Jan zgarnia szybko z blatu kubek z zaparzoną herbatą i idzie do pokoju zostawiając po sobie jedynie trzask drzwi. Podchodzę do nich i cicho w nie pukam czekając na pozwolenie męża. Kiedy zza ściany słychać ciche ,,proszę" wchodzę do środka i siadam obok niego.  Nasza sypialnia to istny rozgardiasz. Pełno tutaj porozrzucanych kartek papieru z piosenkami Janka, na ścianach wiszą rozpiski koncertów chłopaka, a pod biurkiem znajduje się pełno kulek z papieru po nieudanych próbach wrzucenia ich do kosza.

Blondyn opiera się o ścianę i długopisem uderza o kartkę papieru na której tworzą się ślady tuszu. Siadam obok niego i przytulam swój policzek do jego ramienia. Wiem, że w takich chwilach chciałby być sam, by móc w spokoju napisać piosenkę, a potem prędko jechać do studia i wydać ją jak najszybciej światu. Wiem też, że jest mu ciężko z faktem, iż zadeklarował się odpuścić sobie na jakiś czas granie koncertów ze względu na moją ciąże, a doskonale wiem jak bardzo to kocha.
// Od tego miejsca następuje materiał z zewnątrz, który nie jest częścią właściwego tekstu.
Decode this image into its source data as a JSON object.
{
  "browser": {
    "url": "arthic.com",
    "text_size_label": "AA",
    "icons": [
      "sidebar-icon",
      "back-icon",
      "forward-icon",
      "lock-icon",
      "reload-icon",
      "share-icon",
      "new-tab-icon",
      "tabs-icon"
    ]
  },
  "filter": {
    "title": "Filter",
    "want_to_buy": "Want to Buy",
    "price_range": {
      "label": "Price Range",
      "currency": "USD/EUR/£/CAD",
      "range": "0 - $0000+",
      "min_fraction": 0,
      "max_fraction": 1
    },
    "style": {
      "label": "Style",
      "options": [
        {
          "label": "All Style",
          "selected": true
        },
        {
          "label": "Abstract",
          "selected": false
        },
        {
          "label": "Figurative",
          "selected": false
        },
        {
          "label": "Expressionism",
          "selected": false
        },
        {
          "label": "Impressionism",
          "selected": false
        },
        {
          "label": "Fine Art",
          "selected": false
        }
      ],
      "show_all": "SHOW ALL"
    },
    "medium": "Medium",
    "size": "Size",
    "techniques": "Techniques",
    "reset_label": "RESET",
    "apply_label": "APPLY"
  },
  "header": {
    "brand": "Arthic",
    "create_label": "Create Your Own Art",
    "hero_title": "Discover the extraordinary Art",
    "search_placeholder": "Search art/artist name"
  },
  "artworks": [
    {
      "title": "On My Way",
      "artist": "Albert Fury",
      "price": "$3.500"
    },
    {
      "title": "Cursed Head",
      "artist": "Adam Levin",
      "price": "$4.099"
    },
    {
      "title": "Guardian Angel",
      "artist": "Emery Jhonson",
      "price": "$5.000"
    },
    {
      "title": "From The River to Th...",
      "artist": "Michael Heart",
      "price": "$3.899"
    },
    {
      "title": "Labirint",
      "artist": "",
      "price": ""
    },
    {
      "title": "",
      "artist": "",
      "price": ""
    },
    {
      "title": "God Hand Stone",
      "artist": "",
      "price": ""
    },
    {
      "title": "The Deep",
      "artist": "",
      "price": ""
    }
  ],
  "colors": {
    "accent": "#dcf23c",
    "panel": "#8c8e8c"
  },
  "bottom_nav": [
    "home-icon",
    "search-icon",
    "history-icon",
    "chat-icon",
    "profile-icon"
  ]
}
Patrzę na niego i palcami kieruję jego podbródek w dół, by mógł na mnie spojrzeć. Widzę, że jest tym wszystkim zmęczony, a pod jego oczami widać pierwsze oznaki zmęczenia.

— pomóc ci w czymś? — pytam i patrzę na wypełnioną do połowy tekstem nowej piosenki kartkę papieru.

— przeczytaj to — mówi i podaje mi notes. Kładzie swoją głowę na moje kolana i przykrywa się leżącym obok kocem.

Z uwagą i z ogromnym skupieniem czytam napisane na papierze trudnym do rozczytania pismem blondyna słowa, a drugą ręką głaszcze go po głowie i przeczesuje palcami jego świeżo ścięte włosy. Uśmiecham się pod nosem i podaję notes w stronę blondyna.

— jest super — mówię całując go w głowę. — jestem z ciebie bardzo dumna.

Mówię i kładę się obok blondyna wtulając twarz w jego szyję. Pod wpływem jego delikatnego dotyku na skórze, powieki robią się cięższe, a ja odpływam w krainę snów zasypiając w ramionach osoby, którą kocham.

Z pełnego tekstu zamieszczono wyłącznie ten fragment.